Life was very difficult in the nineteenth century particularly for the notoriously dissolute females. However, this was also the time that heralded great changes for women. A number of legislative changes took place to provide greater rights to women.

The nineteenth century was also the century in which the right to vote was enhanced and extended, first to disenfranchised men and finally to women. In England the campaign for women’s right to vote began towards the end of the nineteenth century, with the founding of the National Union of Women’s Suffrage in 1897. Women in Ireland also developed suffrage campaigns setting up organisations such as, the Irish Women’s Suffrage and Local Government Association and the Munster Women’s Franchise League.
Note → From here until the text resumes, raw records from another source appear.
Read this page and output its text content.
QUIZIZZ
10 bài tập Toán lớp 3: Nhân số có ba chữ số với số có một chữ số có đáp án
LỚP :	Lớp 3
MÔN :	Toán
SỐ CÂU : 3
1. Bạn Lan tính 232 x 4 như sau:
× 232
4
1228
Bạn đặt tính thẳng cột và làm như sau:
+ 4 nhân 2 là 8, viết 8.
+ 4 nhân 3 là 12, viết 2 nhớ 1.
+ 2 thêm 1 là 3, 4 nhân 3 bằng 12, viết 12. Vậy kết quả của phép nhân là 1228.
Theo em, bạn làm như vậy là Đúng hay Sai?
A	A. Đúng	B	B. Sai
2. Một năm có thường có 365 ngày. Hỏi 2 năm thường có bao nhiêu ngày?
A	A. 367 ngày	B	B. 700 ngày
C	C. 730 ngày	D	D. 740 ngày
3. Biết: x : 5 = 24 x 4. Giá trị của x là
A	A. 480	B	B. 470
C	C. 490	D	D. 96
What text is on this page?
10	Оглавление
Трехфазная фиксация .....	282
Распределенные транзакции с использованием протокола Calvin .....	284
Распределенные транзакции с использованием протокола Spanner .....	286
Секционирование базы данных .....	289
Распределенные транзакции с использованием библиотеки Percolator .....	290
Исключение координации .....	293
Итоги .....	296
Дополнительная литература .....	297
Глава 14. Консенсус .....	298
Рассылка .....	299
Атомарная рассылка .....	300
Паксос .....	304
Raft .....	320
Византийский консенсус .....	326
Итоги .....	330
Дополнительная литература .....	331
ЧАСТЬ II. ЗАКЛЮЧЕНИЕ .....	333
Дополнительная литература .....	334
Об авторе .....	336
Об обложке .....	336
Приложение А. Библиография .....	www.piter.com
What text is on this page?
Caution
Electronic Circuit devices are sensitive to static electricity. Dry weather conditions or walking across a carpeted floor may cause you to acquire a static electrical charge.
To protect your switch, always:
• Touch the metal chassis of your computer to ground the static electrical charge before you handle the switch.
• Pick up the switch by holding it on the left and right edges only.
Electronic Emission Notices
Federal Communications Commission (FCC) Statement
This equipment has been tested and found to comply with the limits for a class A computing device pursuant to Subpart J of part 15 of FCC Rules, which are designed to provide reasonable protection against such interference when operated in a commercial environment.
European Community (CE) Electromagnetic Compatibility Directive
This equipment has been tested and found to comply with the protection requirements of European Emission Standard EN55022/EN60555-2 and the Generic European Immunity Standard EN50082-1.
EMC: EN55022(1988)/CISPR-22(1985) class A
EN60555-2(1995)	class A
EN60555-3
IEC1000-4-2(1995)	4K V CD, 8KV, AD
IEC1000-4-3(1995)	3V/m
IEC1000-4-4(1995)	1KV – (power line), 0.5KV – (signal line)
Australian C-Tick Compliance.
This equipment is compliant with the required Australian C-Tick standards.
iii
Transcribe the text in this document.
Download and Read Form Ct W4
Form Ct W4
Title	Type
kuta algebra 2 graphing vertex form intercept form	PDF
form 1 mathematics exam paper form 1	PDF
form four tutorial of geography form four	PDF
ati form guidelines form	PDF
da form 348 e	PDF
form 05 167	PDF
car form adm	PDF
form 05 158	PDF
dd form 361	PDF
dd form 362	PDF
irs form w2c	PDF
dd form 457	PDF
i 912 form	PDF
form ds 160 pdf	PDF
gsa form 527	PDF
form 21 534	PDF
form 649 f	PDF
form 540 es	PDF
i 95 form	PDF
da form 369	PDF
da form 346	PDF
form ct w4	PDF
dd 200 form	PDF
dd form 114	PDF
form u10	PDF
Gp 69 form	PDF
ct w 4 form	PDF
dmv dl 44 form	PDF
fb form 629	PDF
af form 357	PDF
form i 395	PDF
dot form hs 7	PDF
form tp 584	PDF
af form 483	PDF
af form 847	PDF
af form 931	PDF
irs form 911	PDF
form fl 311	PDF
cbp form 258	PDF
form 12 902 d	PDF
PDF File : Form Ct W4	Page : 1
In 1903 the more militant Women’s Social and Political Union was founded by Emmeline Pankhurst in England and in Ireland the Irish Women’s Franchise League was established in 1908.

In England, the suffrage campaign by women was interrupted by the outbreak of war and many of the call by many of their members to support the government in response. In Ireland, women had already begun to campaign for nationalism and in 1914 Cumann na mBan was established. Many women participated in the fight for nationalism in 1916 and beyond. With the introduction of the Representation of the People Act in 1918 the right to vote was granted to women over the age of 30 and Cumann na mBan campaigned heavily for the nationalist cause in the General Election of 1918.

Today women and men enjoy the same right to vote. However, statistics show that often neither men nor women choose to exercise this right that was so hard won by those nineteenth century campaigns. Much has changed for women today and many of these changes are a result of the campaigns begun in the nineteenth century. Each year International Women’s Day is held on March 8th to give women and opportunity to celebrate the economic, social, cultural and political achievements for women and it also presents women and men with the opportunity to question how much has changed in society and whether women have indeed found equal rights and an equal voice in the world.